Последняя статья (седьмая) Конституции определяла способ волеизъявления народа в отношении ее принятия: она гласила: "Соотношение конвенций девяти государств является достаточным для установления настоящей Конституции между государствами, ратифицировавшими ее". В основе этого процесса лежали два принципа, один из которых исходил из демократической теории, а другой - из практической политической реальности. Что касается демократической теории, то делегаты хотели, чтобы американский народ в целом ратифицировал созданную ими Конституцию. Их согласие, как американского народа, создаст прямую связь между гражданами и новым национальным государством, что было крайне необходимо для успеха нового правительства. По этой причине Конвентом было предусмотрено, что воля народа будет выявляться на съездах в нескольких штатах (с полномочиями по разработке конституции, во многом схожими с их собственными), а не в законодательных органах штатов.

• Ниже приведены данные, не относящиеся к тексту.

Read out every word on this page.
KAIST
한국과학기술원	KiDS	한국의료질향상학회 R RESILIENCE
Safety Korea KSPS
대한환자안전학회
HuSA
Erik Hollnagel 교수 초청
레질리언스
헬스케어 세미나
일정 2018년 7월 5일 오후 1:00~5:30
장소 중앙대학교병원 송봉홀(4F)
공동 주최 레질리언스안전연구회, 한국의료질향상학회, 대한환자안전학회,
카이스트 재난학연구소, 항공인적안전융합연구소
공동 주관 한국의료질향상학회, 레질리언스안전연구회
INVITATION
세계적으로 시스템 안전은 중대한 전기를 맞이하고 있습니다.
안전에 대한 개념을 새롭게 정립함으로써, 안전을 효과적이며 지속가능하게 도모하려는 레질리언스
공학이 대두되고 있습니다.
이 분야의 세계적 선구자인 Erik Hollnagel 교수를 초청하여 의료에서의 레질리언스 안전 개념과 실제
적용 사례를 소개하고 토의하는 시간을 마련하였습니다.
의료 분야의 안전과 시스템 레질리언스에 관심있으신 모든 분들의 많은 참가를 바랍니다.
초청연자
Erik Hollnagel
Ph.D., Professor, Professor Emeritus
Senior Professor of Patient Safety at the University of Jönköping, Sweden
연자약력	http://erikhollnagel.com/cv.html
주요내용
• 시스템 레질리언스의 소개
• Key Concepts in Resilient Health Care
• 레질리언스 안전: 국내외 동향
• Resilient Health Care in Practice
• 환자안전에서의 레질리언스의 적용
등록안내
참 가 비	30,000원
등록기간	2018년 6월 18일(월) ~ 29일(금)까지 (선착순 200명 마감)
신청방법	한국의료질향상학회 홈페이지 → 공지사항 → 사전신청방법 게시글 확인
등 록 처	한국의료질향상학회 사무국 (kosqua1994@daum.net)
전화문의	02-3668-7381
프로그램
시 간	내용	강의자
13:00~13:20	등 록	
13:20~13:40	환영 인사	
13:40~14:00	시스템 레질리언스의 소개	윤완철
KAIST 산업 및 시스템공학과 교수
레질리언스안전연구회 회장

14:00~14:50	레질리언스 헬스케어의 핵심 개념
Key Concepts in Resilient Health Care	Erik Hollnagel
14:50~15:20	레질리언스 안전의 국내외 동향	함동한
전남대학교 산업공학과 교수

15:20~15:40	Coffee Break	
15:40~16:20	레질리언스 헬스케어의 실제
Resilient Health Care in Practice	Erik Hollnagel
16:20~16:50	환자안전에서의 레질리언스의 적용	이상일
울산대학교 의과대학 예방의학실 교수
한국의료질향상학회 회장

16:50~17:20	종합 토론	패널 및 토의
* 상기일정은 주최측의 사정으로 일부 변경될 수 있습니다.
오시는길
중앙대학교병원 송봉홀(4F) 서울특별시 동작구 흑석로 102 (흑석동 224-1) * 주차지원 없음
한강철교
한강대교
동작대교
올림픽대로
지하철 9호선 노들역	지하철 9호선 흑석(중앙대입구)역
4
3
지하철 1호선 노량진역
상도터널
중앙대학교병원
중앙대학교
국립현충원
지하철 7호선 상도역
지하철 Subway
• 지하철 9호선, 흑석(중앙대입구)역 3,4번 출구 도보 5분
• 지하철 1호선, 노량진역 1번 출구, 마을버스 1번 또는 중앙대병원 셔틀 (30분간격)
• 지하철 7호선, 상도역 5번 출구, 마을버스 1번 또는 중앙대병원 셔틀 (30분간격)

Что касается практической политической реальности, то делегаты также понимали, что тринадцать штатов пользовались гораздо большим расположением и престижем, чем Континентальный конгресс. В процессе ратификации противники Конституции часто ссылались на штаты как на истинных хранителей народной воли, как потому, что они были ближе к народу, так и потому, что выражение народной воли находили более непосредственное воплощение в действиях правительства. В некоторых отношениях это превратилось в спор между противниками, выступавшими за более полную народную демократию, и сторонниками, подчеркивавшими свободу личности. Перед последними стояла особенно сложная задача, поскольку, в отличие от предреволюционного кризиса, когда главной угрозой свободе и свободе были британцы, они были вынуждены (по крайней мере, неявно) характеризовать американский народ как источник опасности. Однако когда сторонники Конфедерации подчеркивали ее хрупкость при угрозе восстания внутри страны или вторжения из-за рубежа, они опирались на гораздо более прочную, хотя и крайне прагматичную почву.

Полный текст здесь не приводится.